Worse, this was an important business meeting in one of Istanbul’s most beautiful and expensive hotels, the Ciragan Palace. The hotel’s history is a fascinating one. Located on a huge plot of land bordering the Bosporus on the European side of Istanbul, the first building erected there was a yali dating back to the 16th century. Yalis are the massive and richly carved and decorated wooden palaces bordering the water and favoured by Ottoman sultans and nobles. The original yali was replaced by a stone palace, then demolished. In the 19th century, Sultan Abdulaziz had a new summer palace constructed. Much of the interior was made from wood and, in 1910, a fire destroyed all but the outer stone walls.

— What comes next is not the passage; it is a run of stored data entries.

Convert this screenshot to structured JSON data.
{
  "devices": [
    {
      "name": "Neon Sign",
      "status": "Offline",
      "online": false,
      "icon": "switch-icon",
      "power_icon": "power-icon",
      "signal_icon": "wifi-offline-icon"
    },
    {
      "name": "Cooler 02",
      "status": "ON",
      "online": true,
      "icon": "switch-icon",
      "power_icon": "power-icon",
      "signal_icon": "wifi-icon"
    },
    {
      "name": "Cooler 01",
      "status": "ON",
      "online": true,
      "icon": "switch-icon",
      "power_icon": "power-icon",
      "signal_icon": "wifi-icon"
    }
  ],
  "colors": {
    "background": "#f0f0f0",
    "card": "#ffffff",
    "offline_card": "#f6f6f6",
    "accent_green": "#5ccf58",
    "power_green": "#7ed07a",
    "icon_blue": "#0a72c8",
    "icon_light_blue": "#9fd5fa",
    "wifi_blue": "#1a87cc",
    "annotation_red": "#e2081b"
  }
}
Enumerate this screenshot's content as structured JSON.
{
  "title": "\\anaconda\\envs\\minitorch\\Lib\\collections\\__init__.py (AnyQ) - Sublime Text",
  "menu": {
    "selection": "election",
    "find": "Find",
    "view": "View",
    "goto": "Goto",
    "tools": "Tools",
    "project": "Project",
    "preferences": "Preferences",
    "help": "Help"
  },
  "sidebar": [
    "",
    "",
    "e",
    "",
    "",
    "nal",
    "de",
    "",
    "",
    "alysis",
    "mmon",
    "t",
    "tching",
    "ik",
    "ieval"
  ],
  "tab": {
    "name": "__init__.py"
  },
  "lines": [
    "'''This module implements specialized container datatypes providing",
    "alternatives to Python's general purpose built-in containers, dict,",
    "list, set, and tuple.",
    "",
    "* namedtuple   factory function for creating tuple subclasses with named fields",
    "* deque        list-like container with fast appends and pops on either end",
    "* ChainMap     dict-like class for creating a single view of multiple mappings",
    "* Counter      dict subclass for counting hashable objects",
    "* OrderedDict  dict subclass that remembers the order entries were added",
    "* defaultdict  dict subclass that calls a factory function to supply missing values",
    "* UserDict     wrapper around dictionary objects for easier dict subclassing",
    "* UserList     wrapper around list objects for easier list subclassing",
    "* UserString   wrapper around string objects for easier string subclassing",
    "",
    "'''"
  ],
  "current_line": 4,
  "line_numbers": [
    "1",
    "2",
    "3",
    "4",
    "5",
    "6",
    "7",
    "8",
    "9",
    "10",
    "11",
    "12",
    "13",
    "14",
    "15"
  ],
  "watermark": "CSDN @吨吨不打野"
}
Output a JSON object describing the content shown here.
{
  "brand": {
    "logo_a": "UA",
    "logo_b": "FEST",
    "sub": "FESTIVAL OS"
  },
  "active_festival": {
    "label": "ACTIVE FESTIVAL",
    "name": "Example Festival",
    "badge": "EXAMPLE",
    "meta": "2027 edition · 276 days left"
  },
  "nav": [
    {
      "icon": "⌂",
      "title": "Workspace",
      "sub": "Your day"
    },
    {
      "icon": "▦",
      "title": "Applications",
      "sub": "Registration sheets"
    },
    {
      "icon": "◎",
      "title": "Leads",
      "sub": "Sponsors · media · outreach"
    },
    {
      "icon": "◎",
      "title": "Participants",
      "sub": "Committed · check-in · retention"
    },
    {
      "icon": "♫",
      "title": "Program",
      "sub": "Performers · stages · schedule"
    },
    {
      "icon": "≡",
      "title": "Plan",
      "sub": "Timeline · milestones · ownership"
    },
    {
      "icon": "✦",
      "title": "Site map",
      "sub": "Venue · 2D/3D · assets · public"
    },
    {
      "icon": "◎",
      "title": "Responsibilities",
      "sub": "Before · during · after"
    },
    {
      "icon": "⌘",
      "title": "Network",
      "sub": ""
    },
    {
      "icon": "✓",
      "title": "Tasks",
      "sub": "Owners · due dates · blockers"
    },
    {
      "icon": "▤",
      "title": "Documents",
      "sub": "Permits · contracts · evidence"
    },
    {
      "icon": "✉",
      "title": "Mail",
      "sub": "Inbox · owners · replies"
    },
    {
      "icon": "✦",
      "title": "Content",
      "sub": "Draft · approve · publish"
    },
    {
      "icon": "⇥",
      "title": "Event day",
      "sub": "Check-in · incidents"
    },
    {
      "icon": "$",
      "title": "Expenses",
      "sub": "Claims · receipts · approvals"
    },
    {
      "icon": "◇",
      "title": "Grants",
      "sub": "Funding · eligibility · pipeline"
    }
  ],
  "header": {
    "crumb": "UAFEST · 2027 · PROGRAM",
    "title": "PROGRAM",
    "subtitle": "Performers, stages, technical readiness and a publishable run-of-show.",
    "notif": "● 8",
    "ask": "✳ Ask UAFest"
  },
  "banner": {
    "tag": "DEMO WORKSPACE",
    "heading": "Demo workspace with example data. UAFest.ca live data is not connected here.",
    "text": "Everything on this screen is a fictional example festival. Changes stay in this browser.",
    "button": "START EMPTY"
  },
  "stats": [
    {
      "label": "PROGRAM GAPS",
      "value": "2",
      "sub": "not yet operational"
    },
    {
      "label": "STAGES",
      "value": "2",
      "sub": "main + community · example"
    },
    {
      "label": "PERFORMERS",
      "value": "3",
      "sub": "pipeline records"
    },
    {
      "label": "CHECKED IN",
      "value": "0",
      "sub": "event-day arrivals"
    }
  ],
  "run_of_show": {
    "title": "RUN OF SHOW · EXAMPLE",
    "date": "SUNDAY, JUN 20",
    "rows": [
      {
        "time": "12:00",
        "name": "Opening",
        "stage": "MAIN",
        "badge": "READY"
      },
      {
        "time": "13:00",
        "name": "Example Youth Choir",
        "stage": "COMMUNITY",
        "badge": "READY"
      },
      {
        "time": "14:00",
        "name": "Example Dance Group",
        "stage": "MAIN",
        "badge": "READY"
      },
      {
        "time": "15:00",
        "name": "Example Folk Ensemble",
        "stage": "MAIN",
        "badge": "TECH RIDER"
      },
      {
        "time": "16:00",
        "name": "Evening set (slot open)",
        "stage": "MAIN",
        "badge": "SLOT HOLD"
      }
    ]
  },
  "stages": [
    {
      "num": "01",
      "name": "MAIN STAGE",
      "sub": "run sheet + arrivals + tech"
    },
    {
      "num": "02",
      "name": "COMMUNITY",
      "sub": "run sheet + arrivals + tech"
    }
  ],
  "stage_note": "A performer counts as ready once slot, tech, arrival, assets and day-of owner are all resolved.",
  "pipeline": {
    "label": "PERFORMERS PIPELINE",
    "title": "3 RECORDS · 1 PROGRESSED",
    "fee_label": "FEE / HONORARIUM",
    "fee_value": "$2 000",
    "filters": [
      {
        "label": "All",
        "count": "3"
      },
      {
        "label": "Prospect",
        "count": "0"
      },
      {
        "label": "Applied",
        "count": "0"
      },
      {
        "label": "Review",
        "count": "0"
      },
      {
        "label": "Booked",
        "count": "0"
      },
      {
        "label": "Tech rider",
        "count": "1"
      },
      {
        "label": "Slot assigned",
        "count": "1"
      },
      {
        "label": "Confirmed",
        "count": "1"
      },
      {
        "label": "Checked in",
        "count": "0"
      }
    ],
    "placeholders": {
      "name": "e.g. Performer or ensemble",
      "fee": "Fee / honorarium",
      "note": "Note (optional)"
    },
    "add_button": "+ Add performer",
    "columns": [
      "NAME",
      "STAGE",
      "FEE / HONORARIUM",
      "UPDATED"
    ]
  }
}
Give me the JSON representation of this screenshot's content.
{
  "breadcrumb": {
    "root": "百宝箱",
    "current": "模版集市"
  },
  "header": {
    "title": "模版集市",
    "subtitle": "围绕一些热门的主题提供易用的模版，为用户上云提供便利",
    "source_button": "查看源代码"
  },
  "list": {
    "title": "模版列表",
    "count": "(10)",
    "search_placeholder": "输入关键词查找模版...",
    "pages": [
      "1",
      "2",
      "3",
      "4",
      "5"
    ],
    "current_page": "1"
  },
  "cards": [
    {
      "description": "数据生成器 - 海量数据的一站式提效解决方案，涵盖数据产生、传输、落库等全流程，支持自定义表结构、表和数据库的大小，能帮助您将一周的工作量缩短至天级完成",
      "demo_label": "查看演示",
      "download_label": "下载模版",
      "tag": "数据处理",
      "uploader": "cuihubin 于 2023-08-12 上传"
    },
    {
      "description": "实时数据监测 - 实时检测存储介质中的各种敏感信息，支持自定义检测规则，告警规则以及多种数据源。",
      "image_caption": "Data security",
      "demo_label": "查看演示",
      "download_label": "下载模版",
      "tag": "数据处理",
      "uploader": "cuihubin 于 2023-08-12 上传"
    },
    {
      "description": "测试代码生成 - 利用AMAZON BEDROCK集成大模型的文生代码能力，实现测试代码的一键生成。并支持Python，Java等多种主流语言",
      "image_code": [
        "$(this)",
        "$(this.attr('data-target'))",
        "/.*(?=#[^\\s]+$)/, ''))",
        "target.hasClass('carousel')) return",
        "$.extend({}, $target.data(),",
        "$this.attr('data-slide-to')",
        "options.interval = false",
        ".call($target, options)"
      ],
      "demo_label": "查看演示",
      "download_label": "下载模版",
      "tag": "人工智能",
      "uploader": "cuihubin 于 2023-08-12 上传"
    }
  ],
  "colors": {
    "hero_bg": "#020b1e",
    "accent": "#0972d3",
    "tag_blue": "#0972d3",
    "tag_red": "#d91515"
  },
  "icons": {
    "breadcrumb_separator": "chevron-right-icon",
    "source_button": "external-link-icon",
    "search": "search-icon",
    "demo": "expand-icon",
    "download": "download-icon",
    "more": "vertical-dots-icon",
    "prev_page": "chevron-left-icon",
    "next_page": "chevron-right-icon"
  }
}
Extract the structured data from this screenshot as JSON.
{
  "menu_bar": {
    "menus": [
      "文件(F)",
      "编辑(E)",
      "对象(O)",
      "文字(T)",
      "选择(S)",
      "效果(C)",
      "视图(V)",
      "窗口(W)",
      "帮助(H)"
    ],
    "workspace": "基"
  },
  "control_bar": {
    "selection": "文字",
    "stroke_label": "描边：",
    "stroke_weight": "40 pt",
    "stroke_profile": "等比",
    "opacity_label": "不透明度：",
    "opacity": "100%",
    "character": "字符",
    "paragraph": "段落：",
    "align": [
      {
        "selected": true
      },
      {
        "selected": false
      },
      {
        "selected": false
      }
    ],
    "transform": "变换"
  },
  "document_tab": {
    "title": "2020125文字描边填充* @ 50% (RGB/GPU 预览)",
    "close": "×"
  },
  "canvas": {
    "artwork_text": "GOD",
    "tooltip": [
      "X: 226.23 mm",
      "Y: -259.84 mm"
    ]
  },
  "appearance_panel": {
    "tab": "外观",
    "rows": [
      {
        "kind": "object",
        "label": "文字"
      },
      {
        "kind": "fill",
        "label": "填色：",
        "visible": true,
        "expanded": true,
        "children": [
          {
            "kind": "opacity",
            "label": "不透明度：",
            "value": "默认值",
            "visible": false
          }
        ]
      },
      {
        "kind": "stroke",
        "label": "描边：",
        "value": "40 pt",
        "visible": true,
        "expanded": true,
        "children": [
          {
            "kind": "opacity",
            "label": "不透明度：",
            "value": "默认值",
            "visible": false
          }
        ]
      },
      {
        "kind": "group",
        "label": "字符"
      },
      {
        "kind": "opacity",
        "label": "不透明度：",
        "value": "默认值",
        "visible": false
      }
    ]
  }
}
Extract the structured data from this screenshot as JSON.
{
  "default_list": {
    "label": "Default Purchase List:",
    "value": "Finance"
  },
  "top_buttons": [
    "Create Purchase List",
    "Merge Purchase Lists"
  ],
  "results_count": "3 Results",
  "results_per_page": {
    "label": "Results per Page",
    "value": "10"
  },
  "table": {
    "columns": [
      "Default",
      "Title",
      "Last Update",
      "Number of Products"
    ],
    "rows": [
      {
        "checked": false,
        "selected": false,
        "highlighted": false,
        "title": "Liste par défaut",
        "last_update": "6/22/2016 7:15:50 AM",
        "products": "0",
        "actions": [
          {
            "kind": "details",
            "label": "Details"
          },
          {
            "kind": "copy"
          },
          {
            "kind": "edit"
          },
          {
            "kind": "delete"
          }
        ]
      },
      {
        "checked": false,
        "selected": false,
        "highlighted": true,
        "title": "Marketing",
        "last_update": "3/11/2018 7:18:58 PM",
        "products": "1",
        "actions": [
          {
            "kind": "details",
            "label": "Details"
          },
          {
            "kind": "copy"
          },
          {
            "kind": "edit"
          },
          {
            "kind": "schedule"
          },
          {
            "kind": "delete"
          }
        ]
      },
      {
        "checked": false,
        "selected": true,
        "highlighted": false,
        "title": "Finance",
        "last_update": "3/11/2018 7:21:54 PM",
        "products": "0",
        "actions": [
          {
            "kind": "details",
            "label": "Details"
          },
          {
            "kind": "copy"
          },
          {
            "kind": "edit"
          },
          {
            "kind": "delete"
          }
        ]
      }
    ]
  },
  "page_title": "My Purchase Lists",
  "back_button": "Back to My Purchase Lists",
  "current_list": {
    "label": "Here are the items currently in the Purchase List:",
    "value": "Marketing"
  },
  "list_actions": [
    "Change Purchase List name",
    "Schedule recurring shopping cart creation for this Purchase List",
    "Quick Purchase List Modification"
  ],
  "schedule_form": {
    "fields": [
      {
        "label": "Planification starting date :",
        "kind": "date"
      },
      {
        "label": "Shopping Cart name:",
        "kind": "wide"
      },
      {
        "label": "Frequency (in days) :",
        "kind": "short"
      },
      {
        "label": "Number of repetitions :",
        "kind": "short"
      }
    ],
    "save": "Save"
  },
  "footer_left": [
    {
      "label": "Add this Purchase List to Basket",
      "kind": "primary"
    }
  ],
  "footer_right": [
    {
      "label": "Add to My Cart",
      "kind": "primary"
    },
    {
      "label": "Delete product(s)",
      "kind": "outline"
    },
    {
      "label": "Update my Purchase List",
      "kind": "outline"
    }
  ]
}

The charred ruin was left as it was and used as a depot for construction material and a make-shift football stadium!
In 1985, a group of Japanese investors saw the potential and created the first version of what is today a Kempinski resort and one of the most luxurious hotels in Istanbul. A new wing was added joining the old palace and creating more rooms for guests. This was the venue where I was going to meet a photographer, whom I hoped to persuade to provide some photographs for my planned literary guide book on Istanbul. It’s hardly surprising that I was in a hurry and that my mind was focused on other things than being alert to a taxi scam.
Hurrying along Divan Yoglu, Sultanahmed’s main street, in my heels and chic suit, I was desperately looking for a taxi and already running late. Finally, I saw a lone car at a taxi stand. The driver got out, took one look, assessed my clothes and my destination and said, “I’ll give you a special price. TYL 90,” which is approximately $50 and seemed like quite a lot to me, but, foolishly, I agreed. The meter, of course, was switched off.
I arrived in time and when, during the conversation, I mentioned to my host what I had paid for the taxi, he was dismayed. “Never, ever get into a taxi that doesn’t have a running meter and never agree to a ‘special price.’ It’s the taxi drivers’ favourite scam on unsuspecting tourists who don’t know any better,” he said.
Sure enough, on the return journey, the hotel ordered me a taxi and the same trip cost me TYL 25! Since then I have encountered many taxi drivers who have tried the same stunt, particularly on rides to the airport. Or else, they try to charge extra for luggage. My advice is to insist on a running meter, even if the taxi driver pulls a face. If he refuses, get out.
Istanbul has a very good public transport system. The best and most convenient option is the metro. There is also the tramway, which runs from close to the central bus station all the way through Sultanahmed over the Galata Bridge to the Bosporus. Buy tokens or a metro card and you’ll rarely have to deal with taxis and their predatory drivers.